Carbonara is delicious and its definitely not a recent invention

[–] Scrollone@feddit.it 12 points 1 week ago (1 children)

I'm Italian, and trust me: carbonara is not more than 70 years old...

Same thing for tiramisù.

[–] ragas@lemmy.ml 8 points 1 week ago (1 children)

The original inventors of Tiramisu are still alive today.

[–] crapwittyname@feddit.uk 10 points 1 week ago (1 children)

I hate to break it to you but Norma Pielli died in 2015.

[–] ragas@lemmy.ml 7 points 1 week ago

That makes me sad.

[–] UnspecificGravity@piefed.social 7 points 1 week ago (1 children)

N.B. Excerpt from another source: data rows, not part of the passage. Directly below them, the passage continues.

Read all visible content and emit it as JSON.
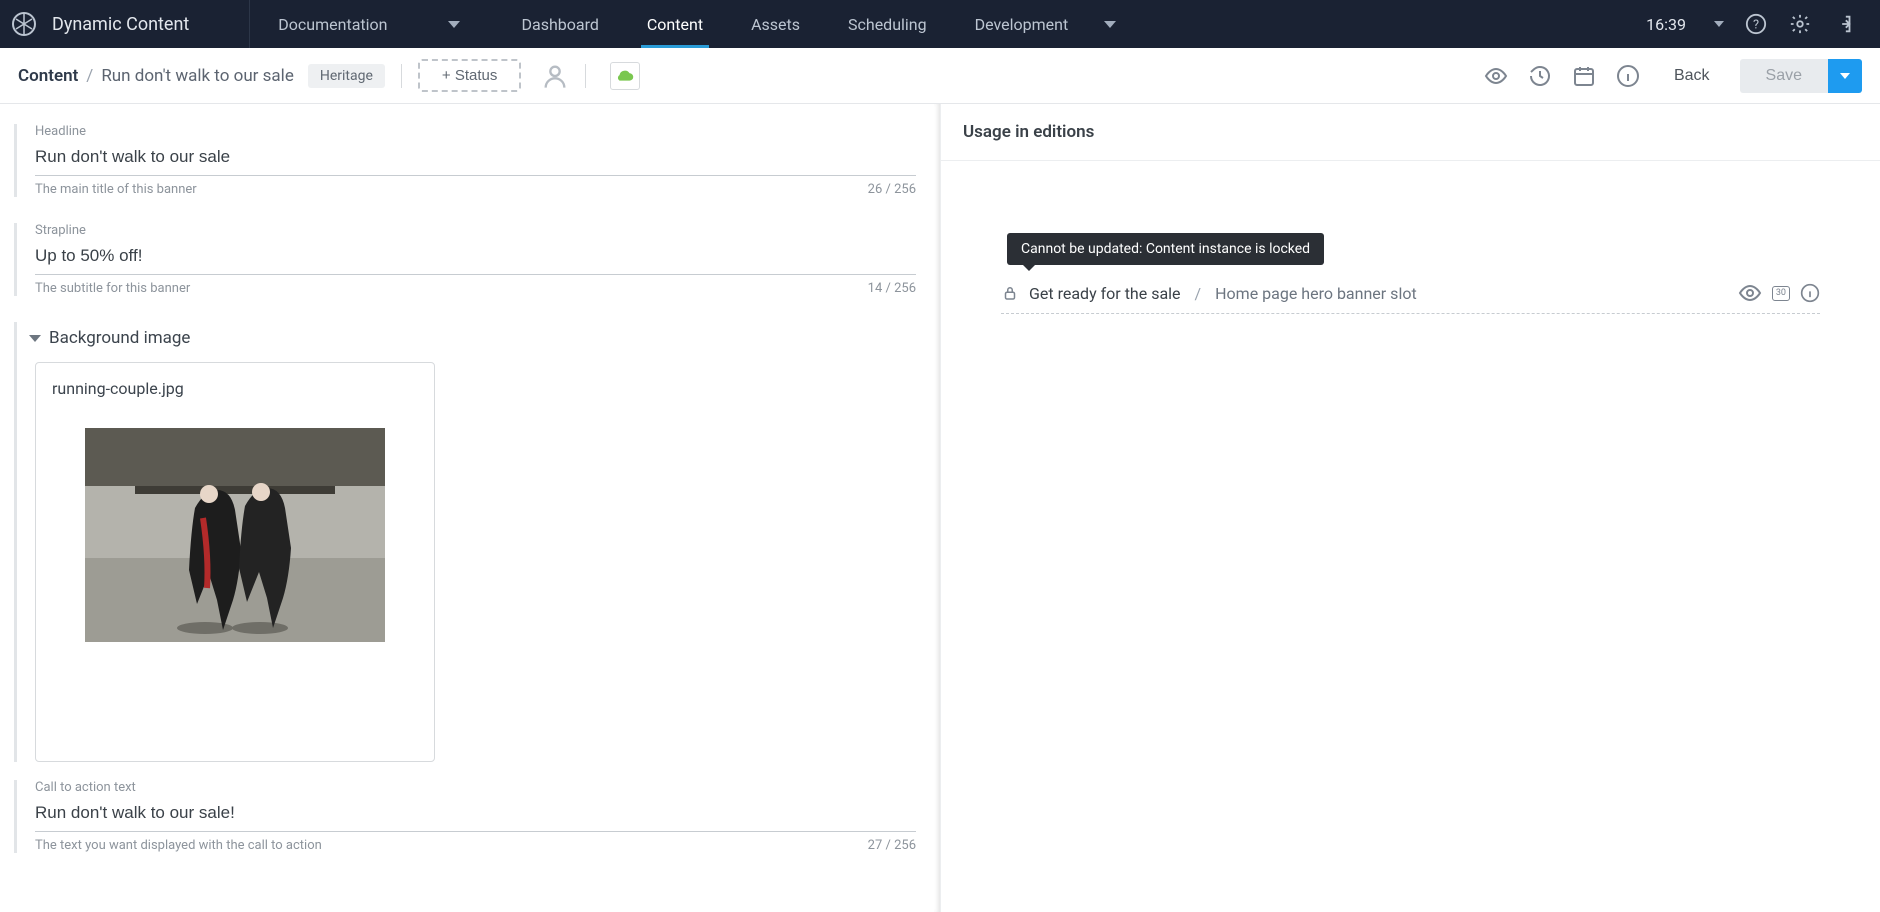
{
  "topnav": {
    "brand": "Dynamic Content",
    "doc_dropdown": "Documentation",
    "tabs": {
      "dashboard": "Dashboard",
      "content": "Content",
      "assets": "Assets",
      "scheduling": "Scheduling"
    },
    "development": "Development",
    "time": "16:39"
  },
  "toolbar": {
    "crumb_root": "Content",
    "crumb_sep": "/",
    "crumb_leaf": "Run don't walk to our sale",
    "badge": "Heritage",
    "status_btn": "+ Status",
    "back": "Back",
    "save": "Save"
  },
  "form": {
    "headline": {
      "label": "Headline",
      "value": "Run don't walk to our sale",
      "help": "The main title of this banner",
      "count": "26 / 256"
    },
    "strapline": {
      "label": "Strapline",
      "value": "Up to 50% off!",
      "help": "The subtitle for this banner",
      "count": "14 / 256"
    },
    "bgimage": {
      "section": "Background image",
      "filename": "running-couple.jpg"
    },
    "cta": {
      "label": "Call to action text",
      "value": "Run don't walk to our sale!",
      "help": "The text you want displayed with the call to action",
      "count": "27 / 256"
    }
  },
  "panel": {
    "title": "Usage in editions",
    "tooltip": "Cannot be updated: Content instance is locked",
    "edition_name": "Get ready for the sale",
    "edition_sep": "/",
    "slot_name": "Home page hero banner slot",
    "cal_day": "30"
  }
}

Carbonara was invented after WWII to use surplus bacon sent as food aid from the US and primarily served to American servicemen during reconstruction.

[–] wieson@feddit.org 5 points 1 week ago (3 children)

It's not even made with bacon, so no

[–] flanzu@lemmygrad.ml 6 points 1 week ago* (last edited 1 week ago)

There is an Italian historian (Alberto Grandi) that actually agrees with the POV that carbonara was invented for the american occupation and there are no source citing the recipie until the 1950s.

[–] Signtist@bookwyr.me 4 points 1 week ago

According to Wikipedia, with various sources, allied forces in Italy would often ask for bacon, eggs, and cheese on noodles, called "spaghetti breakfast," so Italian chefs would modify the existing recipe for "pasta cacio e uova," which was originally without meat, to feature cured pork, thus creating the original carbonara.

I didn't see anything to specifically say whether they originally used bacon as the allied forces asked, or used other more traditional forms of cured pork from the start, but now guanciale, a cured pork jowl, is considered the traditional ingredient, though bacon is a common substitute outside of Italy.

Sorry that history doesn't fit into your world view.